You quit cold turkey. What are the pluses and minuses of doing it that way?
Well, you know, you've got to remember that the word "quit" [pauses], it's a thing where the jury is always out. You only quit once. And every day I say, I'm just happy I didn't get high today. So, so far, for three years, I've been able to be mine. And it's very, very hard all the time. You know, I quit cold turkey because I didn't see the reason to drag it out. I just thought, "Let's face this." And I've got people around me who rely on me, who my life really affects. That's really helped. All the people around really help.
When were you drinking? There aren't any stories of you falling down or not showing up for a gig.
I drank from the time I was probably 18 years old up until three years ago. But I was never the kind of drinker that was falling down or breaking stuff. But I drank every day. And, over time, that really gets to you on a cellular level. It affects everything you do and the attitude you have and it's like wearing a cloak of velvet over every sense. It's like being a child, like being pre-18. I have a whole different feeling of time because when you're addicted to something, all your time is spent thinking, "Yeah, I can do that. But how does my drug fit into that?" You have to work your life around making sure that you have time for your drug first. When that's taken away, you're wide open.

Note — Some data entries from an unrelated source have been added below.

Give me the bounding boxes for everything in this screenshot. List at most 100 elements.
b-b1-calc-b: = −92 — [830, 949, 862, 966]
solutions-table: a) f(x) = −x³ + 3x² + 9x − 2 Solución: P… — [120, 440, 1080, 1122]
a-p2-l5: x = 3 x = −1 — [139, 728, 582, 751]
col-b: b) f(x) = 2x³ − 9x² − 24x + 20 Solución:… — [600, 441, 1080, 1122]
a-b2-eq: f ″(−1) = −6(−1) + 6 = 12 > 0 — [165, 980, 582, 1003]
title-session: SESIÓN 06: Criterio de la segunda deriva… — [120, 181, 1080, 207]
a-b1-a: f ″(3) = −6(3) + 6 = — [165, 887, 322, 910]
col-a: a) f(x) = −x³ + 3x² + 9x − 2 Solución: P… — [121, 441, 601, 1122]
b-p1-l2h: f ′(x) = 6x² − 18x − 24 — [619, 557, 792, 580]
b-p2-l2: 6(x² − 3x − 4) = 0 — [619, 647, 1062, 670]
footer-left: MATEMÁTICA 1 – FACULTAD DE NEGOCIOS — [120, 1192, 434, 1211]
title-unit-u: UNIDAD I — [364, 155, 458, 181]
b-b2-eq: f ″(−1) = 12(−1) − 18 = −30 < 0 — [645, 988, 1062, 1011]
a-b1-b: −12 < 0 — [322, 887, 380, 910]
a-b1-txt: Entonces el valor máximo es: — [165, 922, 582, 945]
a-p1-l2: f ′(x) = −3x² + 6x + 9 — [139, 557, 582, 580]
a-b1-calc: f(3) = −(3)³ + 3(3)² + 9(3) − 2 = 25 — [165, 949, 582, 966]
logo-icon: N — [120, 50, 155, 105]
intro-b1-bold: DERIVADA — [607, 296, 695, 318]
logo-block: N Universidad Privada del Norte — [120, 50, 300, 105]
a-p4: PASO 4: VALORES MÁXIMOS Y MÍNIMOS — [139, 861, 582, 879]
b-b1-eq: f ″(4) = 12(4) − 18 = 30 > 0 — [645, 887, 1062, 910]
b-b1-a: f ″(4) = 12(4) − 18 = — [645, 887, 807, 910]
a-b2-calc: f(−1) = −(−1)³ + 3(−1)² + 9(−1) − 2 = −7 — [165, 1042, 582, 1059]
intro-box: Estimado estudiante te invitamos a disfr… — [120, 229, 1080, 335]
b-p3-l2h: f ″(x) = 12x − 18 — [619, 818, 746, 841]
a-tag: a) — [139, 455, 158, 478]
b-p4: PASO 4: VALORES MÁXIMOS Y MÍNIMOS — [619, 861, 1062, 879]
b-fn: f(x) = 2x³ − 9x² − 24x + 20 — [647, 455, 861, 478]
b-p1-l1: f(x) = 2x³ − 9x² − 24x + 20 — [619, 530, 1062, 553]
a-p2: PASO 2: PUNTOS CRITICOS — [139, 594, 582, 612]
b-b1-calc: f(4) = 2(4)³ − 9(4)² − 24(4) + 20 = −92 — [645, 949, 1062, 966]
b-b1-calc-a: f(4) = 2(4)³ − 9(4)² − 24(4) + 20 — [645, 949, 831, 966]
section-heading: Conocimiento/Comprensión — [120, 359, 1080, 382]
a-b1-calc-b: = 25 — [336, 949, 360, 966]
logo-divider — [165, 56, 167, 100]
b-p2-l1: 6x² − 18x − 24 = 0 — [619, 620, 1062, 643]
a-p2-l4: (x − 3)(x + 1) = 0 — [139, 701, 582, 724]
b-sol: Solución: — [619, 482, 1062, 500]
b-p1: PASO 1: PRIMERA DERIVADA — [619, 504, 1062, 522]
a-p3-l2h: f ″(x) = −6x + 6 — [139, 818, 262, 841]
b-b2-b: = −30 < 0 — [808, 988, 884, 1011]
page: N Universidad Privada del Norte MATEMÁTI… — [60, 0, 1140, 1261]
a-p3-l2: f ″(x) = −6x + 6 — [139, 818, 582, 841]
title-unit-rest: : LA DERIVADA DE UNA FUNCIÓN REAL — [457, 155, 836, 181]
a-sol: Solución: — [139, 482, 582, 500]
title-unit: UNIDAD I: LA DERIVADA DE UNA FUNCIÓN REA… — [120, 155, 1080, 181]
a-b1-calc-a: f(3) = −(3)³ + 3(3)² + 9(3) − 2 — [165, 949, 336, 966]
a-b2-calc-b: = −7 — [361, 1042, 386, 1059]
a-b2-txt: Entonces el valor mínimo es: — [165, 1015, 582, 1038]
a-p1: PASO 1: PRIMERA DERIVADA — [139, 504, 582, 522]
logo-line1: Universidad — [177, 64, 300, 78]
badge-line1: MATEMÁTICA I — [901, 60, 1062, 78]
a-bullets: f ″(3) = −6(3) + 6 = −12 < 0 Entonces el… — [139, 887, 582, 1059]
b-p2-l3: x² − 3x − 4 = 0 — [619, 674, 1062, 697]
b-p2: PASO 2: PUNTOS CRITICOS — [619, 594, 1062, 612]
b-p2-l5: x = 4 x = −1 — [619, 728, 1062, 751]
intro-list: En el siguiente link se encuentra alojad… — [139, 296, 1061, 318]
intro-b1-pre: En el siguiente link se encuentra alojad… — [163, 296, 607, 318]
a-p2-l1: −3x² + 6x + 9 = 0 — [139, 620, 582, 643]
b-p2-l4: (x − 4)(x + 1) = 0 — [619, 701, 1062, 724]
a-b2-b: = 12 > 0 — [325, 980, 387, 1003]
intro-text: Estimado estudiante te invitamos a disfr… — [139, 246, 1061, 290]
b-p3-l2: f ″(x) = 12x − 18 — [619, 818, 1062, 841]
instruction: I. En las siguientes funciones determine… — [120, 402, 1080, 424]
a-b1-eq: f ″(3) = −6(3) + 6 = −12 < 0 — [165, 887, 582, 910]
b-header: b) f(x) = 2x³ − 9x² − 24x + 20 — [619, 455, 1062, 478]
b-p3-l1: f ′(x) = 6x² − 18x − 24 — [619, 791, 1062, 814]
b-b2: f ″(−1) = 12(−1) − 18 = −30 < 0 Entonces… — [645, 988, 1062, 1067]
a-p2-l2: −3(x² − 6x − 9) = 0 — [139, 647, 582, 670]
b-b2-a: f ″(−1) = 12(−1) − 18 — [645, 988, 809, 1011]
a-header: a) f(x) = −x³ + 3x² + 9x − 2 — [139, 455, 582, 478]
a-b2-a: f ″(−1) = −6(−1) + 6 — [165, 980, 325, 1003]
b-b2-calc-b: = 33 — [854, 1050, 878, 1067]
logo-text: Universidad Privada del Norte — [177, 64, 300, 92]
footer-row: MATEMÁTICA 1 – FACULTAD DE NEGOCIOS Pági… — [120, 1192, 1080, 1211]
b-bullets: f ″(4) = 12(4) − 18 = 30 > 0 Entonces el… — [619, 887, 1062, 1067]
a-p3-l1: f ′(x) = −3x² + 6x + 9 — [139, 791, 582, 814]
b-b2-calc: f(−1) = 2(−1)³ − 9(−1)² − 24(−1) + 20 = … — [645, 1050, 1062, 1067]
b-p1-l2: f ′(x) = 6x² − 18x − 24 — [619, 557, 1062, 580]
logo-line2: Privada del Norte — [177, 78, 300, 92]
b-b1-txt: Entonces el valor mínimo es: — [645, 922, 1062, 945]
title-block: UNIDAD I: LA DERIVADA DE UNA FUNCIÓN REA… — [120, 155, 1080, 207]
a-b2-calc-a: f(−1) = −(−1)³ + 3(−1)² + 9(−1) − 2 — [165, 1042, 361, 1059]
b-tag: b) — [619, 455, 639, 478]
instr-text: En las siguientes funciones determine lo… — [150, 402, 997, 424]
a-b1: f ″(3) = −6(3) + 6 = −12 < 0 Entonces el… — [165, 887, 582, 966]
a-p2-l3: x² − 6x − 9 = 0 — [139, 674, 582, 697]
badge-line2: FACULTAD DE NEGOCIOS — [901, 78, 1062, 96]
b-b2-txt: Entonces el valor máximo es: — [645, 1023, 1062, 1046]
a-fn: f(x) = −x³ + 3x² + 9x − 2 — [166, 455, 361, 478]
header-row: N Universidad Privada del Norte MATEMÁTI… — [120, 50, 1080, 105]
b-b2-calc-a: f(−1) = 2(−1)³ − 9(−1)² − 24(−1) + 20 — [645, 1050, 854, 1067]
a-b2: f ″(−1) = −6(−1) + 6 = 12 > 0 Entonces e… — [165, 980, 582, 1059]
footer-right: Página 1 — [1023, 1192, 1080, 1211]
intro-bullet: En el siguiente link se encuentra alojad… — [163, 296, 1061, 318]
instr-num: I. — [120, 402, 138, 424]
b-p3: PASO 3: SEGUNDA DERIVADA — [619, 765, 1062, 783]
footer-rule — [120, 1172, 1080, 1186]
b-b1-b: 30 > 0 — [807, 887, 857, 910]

More: Ann and Nancy Wilson talk about their box set
And you're still very much in the process of creating now.
Yeah, I feel that we are. You know, sometimes people around me are like, "So you're going to wind down now after the book?" I don't understand that concept. I started wanting to do this when I was 10 years old. So I can relate to someone like Elton John because he just works all the time. That's who he is. I don't know what he would do in his off time. I hope that they carry me off before I die onstage [laughs], but I just get the most satisfaction and fulfillment out of working.
There's a wonderful photo on your site of you and Mick Jagger. Who else have you met that gave you a moment like, "Oh, my God. I'm sitting here with Mick Jagger"?
Bono. Because he is a really amazing person. He's able to sit down with you before a show and not be "BONO" in all caps. And back in the '70s, we were opening for Queen. Both bands went to this amazing restaurant and I was sitting across from Freddie Mercury and I remember thinking, "I'm sitting across from Freddie Mercury." Oh, and Robert Plant would be another one, too.
When I saw those photos of you with Eddie Vedder or Kim Thayil, they seem to look up to you and Nancy in the same way. There's that same sense of admiration and continuation, I would imagine.
Well, maybe, but I think that with those guys, you know, Jerry Cantrell and those guys, in the '90s, we all partied under the clouds here in Seattle. And there was a chance of people dying, so we know each other on a much more personal level. Jerry, in particular, teases me about Heart in the '80s. So, there's an admiration, but it's personal, too. [Laughs.]
We're at the 10-year anniversary of Layne Staley's death. Do you ever really get used to losing someone that close?
No, no, no. It's like losing a part of your heart. There's a chunk of it missing and it feels hollow. And especially when I walk around my property here, where he and I have this history and he and I spent time by the pool and we talked, it's right there. It's almost like he's still here sometimes. It's very hard.